Heel veel arbeidsmigranten hebben moeite met lezen, schrijven en communiceren in het Nederlands. Dit heeft gevolgen voor de veiligheid, productiviteit, ontwikkeling en het werkplezier. Het Taalakkoord Werkgevers wil hier verbetering in brengen. T2F werkt met veel met arbeidsmigranten. Het merendeel is Hongaars of Pools. Het taalniveau van deze groep is het meest lage dat er is, dit niveau heet A-0. Dat betekent dat medewerkers zo goed als geen Nederlands spreken. Daarom investeert T2F samen met haar klant -een pizzabodemfabriek- in taallessen.
Taalbarrière risico voor de veiligheid
Bij een laag taalniveau wordt de kans vergroot op een misverstand of een ongeval. Taalbarrières kunnen de veiligheid bedreigen en de productiviteit en ontwikkeling van uitzendkrachten belemmeren. Taalbeheersing is ook belangrijk om je ergens thuis te voelen, het gevoel te hebben dat je meedoet.

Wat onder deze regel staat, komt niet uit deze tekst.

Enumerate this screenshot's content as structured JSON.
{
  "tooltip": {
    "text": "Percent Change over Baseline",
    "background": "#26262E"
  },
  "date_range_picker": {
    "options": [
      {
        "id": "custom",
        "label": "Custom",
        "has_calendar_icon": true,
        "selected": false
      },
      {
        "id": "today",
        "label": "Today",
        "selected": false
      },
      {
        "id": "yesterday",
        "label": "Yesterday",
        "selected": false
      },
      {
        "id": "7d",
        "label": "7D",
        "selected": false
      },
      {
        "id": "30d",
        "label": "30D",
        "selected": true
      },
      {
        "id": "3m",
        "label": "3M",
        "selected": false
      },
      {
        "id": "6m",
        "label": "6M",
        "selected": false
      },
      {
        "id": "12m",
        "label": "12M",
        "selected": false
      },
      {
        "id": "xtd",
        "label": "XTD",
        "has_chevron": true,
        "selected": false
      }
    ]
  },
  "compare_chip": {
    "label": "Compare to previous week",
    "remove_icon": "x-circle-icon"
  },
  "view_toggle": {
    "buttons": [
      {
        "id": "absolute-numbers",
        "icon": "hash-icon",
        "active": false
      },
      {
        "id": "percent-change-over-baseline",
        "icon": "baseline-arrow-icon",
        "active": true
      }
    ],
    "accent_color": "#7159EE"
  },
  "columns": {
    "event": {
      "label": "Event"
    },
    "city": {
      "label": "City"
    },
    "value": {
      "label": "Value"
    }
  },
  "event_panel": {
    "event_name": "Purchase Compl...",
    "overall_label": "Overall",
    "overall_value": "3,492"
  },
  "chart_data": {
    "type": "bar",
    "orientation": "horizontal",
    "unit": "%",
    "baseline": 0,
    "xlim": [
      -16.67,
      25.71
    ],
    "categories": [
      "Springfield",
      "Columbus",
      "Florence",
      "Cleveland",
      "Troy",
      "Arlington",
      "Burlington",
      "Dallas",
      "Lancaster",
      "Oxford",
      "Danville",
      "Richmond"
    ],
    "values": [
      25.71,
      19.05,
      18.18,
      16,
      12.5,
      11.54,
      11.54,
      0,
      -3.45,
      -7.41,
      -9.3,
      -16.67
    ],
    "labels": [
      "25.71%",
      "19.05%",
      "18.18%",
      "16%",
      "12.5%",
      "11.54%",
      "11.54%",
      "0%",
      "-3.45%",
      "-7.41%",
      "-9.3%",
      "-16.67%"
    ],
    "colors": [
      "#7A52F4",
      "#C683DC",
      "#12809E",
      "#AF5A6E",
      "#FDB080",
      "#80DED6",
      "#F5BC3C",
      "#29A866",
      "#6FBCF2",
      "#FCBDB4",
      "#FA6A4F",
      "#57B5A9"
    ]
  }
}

Kleine klasjes, praktijkgericht onderwijs
Hoe gaat dat in de praktijk? Wekelijks hebben onze uitzendkrachten 2 uur taalles bij de klant. De klasjes bevatten maximaal 10 mensen. De cursisten krijgen les in het bedrijf van de opdrachtgever. De lessen bestaan uit opdrachten zoals: stap op je leidinggevende af en probeer een kort gesprekje aan te knopen. De grootste overwinning zit bij veel mensen in het durven spreken van een taal. Naast die kleine klasjes, is ook betrokkenheid van zowel de inlener als de uitzender een randvoorwaarde voor succes.
Commitment
T2F werkt met mensen die geïnteresseerd zijn om zich permanent in Nederland te vestigen. Vanuit goed werkgeverschap is een taalcursus dan ook een belangrijk instrument. Voor de migranten zijn de cursussen gratis, maar niet vrijblijvend. Huiswerk moet gedaan worden en we verwachten aanwezigheid. Als iemand de lessen niet serieus neemt of de lessen niet afmaakt, vragen we om een bijdrage in de kosten.